While some people demanded that the City do something — anything, really — to stop the stink, no one has an appetite to just try things willy-nilly.

“The (sewage-treatment) process pretty much runs itself,” Thomas said. “It’s not like an air conditioner that you can turn on and off.”

Tests conducted last week may point Thomas and Darren Komonoski, operations manager for engineering and public works, in the right direction but the solution may not be as simple and direct as anyone wants.

He said a mechanical sewage treatment plant could be the best alternative to the system now in place but at a total cost of more than $30 million that’s not something the City can afford.

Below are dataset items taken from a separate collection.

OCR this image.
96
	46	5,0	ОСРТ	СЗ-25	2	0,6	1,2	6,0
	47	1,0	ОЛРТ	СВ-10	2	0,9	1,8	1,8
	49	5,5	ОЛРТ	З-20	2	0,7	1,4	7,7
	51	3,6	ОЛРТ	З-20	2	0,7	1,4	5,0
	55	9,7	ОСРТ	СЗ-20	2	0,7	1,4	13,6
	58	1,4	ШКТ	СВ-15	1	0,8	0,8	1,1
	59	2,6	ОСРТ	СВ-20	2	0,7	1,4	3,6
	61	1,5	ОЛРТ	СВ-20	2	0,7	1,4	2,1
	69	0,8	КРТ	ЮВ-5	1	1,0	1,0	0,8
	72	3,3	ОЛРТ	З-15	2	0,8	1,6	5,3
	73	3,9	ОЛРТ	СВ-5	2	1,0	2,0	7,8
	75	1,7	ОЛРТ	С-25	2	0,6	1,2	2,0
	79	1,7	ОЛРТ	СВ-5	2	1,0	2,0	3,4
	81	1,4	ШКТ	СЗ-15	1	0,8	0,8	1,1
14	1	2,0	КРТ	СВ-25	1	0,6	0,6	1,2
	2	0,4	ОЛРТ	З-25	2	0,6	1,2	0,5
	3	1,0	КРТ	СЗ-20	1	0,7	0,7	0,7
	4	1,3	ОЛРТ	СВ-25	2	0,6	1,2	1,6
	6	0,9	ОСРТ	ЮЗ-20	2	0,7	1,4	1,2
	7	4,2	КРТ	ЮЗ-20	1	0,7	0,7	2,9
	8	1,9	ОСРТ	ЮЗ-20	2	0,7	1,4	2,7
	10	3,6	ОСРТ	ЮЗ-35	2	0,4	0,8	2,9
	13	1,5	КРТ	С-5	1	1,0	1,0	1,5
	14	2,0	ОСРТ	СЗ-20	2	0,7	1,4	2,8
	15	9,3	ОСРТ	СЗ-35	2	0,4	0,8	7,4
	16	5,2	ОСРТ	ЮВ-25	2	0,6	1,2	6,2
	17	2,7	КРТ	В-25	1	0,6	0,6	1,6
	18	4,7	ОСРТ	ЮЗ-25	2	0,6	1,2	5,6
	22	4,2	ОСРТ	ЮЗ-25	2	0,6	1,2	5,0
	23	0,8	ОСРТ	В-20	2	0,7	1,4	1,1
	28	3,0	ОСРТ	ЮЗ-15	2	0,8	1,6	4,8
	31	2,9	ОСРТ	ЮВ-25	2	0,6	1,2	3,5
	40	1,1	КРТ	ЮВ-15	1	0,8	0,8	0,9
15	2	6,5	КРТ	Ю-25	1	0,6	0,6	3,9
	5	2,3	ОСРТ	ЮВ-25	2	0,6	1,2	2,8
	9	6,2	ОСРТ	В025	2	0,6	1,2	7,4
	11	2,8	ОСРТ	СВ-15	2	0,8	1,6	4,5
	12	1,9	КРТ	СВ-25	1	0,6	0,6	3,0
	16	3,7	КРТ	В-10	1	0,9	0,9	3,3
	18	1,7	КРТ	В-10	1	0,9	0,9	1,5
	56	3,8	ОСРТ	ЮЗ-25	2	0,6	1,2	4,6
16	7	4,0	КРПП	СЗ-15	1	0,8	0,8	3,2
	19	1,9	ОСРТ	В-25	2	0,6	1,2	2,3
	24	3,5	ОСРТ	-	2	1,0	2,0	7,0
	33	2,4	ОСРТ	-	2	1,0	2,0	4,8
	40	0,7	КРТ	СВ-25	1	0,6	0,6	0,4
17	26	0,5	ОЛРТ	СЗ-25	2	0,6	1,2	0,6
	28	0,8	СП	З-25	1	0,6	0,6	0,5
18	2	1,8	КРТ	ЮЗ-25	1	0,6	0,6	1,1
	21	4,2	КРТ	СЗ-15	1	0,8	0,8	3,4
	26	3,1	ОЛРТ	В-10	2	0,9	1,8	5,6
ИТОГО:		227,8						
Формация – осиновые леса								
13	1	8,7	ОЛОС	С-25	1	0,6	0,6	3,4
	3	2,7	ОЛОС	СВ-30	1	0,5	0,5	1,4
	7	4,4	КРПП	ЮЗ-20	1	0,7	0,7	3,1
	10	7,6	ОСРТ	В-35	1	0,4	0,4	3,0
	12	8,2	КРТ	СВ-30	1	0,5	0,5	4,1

After talking with Thomas and Komonoski for 45 minutes, some of the residents went to City Hall to hear what Mayor David Raven, who was accompanied by assistant Dawn Levesque (center left) and Chief Administrative Officer Tim Palmer (center right), had to say about the stench from the sewage-treatment plant. David F. Rooney photo
After talking with Thomas and Komonoski for 45 minutes, some of the residents went to City Hall to hear what Mayor David Raven, who was accompanied by assistant Dawn Levesque (center left) and Chief Administrative Officer Tim Palmer (center right), had to say about the stench from the sewage-treatment plant. David F. Rooney photo

From Mayor Dave Raven’s perspective “it all comes down to money.”

The City would love to have a mechanical plant — it even discussed acquiring one about nine years ago when the city’s population was predicted to hit 16,000 after the resort was completed. But the resort hasn’t been the population-booster people hoped it would be (We actually have fewer people now than we did then.) and the cost of a mechanical plant was so prohibitive City Hall opted instead to make upgrades to the current system when and where it can.

With regard to this particular problem Raven said “what we’re trying to do right now is find the thing we need to fix.”

CAO Tim Palmer said city staff are trying to find the real source of the odour, which is hydrogen sulphide gas at a concentration of just 3 parts per million.

“We think the odour may be coming from the actual sewer system,” he said, but, naturally, that is not yet certain.

“If we could get everybody to pour a cup of bread yeast down their toilets we could probably solve the problem,” he said. “But there really needs to a longer-term solution.”

Most of the residents who attended the meetings with Public Works’ senior staff and with Raven and Palmer understand that the City is doing its best to solve the problem but, as resident Toria Long put it: “We want a solution preferably sooner rather than later.”